Pelican National Bank, headquartered in Naples, Fla., is a full-service
community bank serving the consumer and commercial sectors from branch offices
in Fort Myers, San Carlos, and Bonita Springs, Florida.
Pelican Financial, Inc. completed its previously announced spin-off of Washtenaw
Mortgage Company into a separate, publicly held corporation, The Washtenaw
Group, Inc., trading under the symbol TWH. The spin-off was effective at the
close of business December 31, 2003. PFI shareholders received one share of TWH
for each share of PFI held.
Fourth-quarter results
Fourth-quarter results from continuing operations were marred by margin
compression from the low interest-rate environment and higher expenses from
marketing and branch-expansion activities. The net loss for the quarter was
$663,138, or $0.15 per diluted share, compared with the year earlier net income
of $411,339, or $0.09 per diluted share. A major factor was higher noninterest
expense, which rose 63% to $2,107,310, chiefly reflecting higher personnel count
and related costs, marketing, and branch expansion activities.
Full-year results
The Company recorded a loss from continuing operations of $918,165, or $0.21 per
share, for 2003, compared with income from continuing operations of $1,522,232
or $0.34 per share, for 2002. The 2003 results reflect lower gain on sales of
loans and mortgage servicing rights and higher noninterest expense.
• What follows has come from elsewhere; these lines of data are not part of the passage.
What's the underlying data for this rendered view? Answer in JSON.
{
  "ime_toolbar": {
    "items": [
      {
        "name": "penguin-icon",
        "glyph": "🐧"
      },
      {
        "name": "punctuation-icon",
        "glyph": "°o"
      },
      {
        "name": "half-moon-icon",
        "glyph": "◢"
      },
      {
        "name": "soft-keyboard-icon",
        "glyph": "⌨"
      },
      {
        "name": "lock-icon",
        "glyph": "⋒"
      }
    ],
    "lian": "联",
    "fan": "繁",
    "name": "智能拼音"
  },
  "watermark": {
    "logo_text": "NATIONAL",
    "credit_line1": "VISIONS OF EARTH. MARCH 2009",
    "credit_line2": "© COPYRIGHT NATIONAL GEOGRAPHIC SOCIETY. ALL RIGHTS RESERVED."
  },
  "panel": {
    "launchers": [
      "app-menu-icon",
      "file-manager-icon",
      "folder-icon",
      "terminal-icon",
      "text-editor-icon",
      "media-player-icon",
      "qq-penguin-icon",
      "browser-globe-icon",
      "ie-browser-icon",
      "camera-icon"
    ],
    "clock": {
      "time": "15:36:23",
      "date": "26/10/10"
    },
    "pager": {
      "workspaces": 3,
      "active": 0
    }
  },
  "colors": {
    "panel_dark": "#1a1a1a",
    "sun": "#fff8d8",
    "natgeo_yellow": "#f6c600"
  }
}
Aided by accounting adjustments, the bank-holding company recorded net income
for 2003 inclusive of discontinued operations. Net income rose 127% to
$8,520,071, or $1.91 per diluted share, from net income of $3,742,104, or $0.84
per diluted share, for 2002. The results were aided appreciably from the
operations of Washtenaw Mortgage Company, which contributed income of
$9,438,236, equivalent to $2.12 per diluted share, from the discontinued
mortgage subsidiary.
With a new president at the helm, the Bank focused on strengthening its balance
sheet, increasing core deposits and preparing for growth. The Bank launched a
very successful money-market promotion to increase core deposits. This resulted
in increases in core deposits of $60 million, or 97%. The Bank also reduced
delinquent and nonperforming loans by 63% to one-half of one percent of loans.
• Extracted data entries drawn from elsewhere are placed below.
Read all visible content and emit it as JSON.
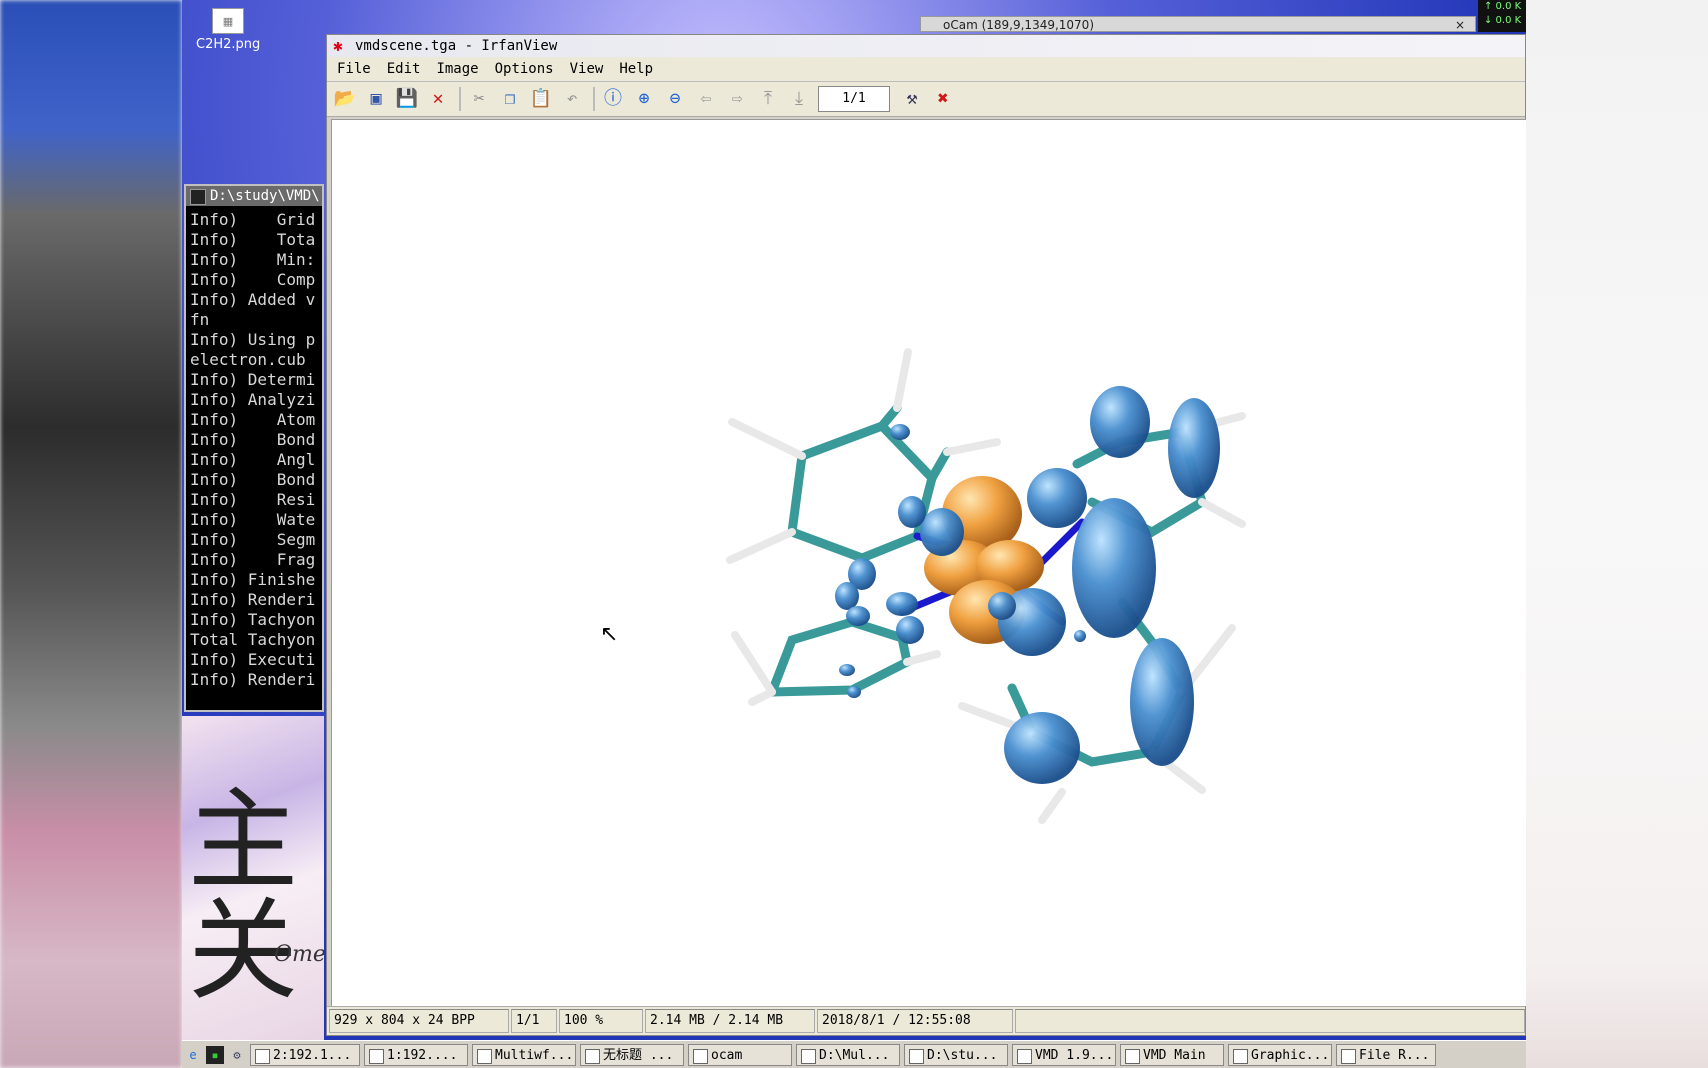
{
  "desktop": {
    "icon_label": "C2H2.png"
  },
  "ocam": {
    "title": "oCam (189,9,1349,1070)",
    "close": "×"
  },
  "netmon": {
    "up": "↑ 0.0 K",
    "down": "↓ 0.0 K"
  },
  "console": {
    "title": "D:\\study\\VMD\\",
    "lines": [
      "Info)    Grid",
      "Info)    Tota",
      "Info)    Min:",
      "Info)    Comp",
      "Info) Added v",
      "fn",
      "Info) Using p",
      "electron.cub",
      "Info) Determi",
      "Info) Analyzi",
      "Info)    Atom",
      "Info)    Bond",
      "Info)    Angl",
      "Info)    Bond",
      "Info)    Resi",
      "Info)    Wate",
      "Info)    Segm",
      "Info)    Frag",
      "Info) Finishe",
      "Info) Renderi",
      "Info) Tachyon",
      "Total Tachyon",
      "Info) Executi",
      "Info) Renderi"
    ]
  },
  "wallpaper_art": {
    "glyph": "主 关",
    "signature": "Ome"
  },
  "irfanview": {
    "title": "vmdscene.tga - IrfanView",
    "menu": [
      "File",
      "Edit",
      "Image",
      "Options",
      "View",
      "Help"
    ],
    "toolbar_icons": [
      "open-icon",
      "thumbnails-icon",
      "save-icon",
      "delete-icon",
      "cut-icon",
      "copy-icon",
      "paste-icon",
      "undo-icon",
      "info-icon",
      "zoom-in-icon",
      "zoom-out-icon",
      "previous-icon",
      "next-icon",
      "first-page-icon",
      "last-page-icon"
    ],
    "page_box": "1/1",
    "status": {
      "dimensions": "929 x 804 x 24 BPP",
      "page": "1/1",
      "zoom": "100 %",
      "size": "2.14 MB / 2.14 MB",
      "datetime": "2018/8/1 / 12:55:08"
    }
  },
  "taskbar": {
    "tasks": [
      "2:192.1...",
      "1:192....",
      "Multiwf...",
      "无标题 ...",
      "ocam",
      "D:\\Mul...",
      "D:\\stu...",
      "VMD 1.9...",
      "VMD Main",
      "Graphic...",
      "File R..."
    ]
  },
  "colors": {
    "bond": "#3a9a9a",
    "hydrogen": "#e8e8e8",
    "nitrogen": "#1a1acc",
    "orbital_blue": "#4a90d0",
    "orbital_orange": "#f0a040"
  }
}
The loan-loss provision was, likewise, increased and it stood at a healthy 1.20%
of total loans outstanding at the close of the year.
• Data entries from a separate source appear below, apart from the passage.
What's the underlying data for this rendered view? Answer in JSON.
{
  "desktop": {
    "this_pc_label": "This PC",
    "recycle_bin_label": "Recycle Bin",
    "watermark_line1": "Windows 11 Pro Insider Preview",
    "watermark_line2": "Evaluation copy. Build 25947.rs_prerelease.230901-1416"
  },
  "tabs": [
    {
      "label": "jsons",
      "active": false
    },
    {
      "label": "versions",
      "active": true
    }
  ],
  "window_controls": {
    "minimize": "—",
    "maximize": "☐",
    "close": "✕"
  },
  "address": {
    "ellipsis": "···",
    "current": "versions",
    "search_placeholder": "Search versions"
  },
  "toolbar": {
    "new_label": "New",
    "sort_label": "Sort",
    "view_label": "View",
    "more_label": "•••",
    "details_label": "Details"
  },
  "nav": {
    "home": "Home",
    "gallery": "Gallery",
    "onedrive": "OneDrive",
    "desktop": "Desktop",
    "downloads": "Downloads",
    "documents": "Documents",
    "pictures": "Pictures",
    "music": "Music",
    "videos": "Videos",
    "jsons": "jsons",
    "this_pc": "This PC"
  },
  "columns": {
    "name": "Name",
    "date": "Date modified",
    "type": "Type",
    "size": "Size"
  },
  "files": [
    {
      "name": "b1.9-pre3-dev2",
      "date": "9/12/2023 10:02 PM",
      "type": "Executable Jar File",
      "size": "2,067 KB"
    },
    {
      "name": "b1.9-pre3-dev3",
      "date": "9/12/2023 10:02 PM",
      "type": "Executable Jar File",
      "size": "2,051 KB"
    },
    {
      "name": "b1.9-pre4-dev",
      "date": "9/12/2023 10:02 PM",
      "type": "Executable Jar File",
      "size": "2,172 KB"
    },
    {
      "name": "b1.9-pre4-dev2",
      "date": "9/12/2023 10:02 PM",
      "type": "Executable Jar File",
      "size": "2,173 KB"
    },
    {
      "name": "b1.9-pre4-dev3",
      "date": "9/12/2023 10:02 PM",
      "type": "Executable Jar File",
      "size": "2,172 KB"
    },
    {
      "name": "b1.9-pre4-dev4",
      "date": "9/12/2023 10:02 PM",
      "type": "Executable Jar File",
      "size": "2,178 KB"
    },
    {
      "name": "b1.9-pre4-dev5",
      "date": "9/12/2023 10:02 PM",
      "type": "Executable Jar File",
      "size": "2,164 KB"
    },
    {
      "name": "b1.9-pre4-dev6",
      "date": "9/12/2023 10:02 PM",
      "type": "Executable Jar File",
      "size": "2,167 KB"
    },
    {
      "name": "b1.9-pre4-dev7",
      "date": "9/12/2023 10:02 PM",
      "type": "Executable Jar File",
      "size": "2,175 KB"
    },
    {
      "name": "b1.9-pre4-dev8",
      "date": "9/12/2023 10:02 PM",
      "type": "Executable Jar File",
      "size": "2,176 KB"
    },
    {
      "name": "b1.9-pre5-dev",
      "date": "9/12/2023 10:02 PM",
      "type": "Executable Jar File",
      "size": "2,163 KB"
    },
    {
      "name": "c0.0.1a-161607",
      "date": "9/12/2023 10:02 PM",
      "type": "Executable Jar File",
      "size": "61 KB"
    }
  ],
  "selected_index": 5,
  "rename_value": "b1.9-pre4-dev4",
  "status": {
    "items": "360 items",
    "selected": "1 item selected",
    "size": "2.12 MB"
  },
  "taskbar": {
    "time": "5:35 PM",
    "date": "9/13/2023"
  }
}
Mr. Huffman said, "Pelican National Bank performed well despite the difficult
interest-rate environment and rising costs as we grew our staff and prepared to
open two new branches in 2004 in south Fort Meyers and Cape Coral. These are
scheduled to open around midyear. We are optimistic about 2004 as we expand our
franchise and build our customer base. The Bank opened one new branch in Bonita
Springs, Fla. in 2003."
Mr. Huffman said that the board of directors has suspended dividend payments so
that future earnings can be invested in Company growth.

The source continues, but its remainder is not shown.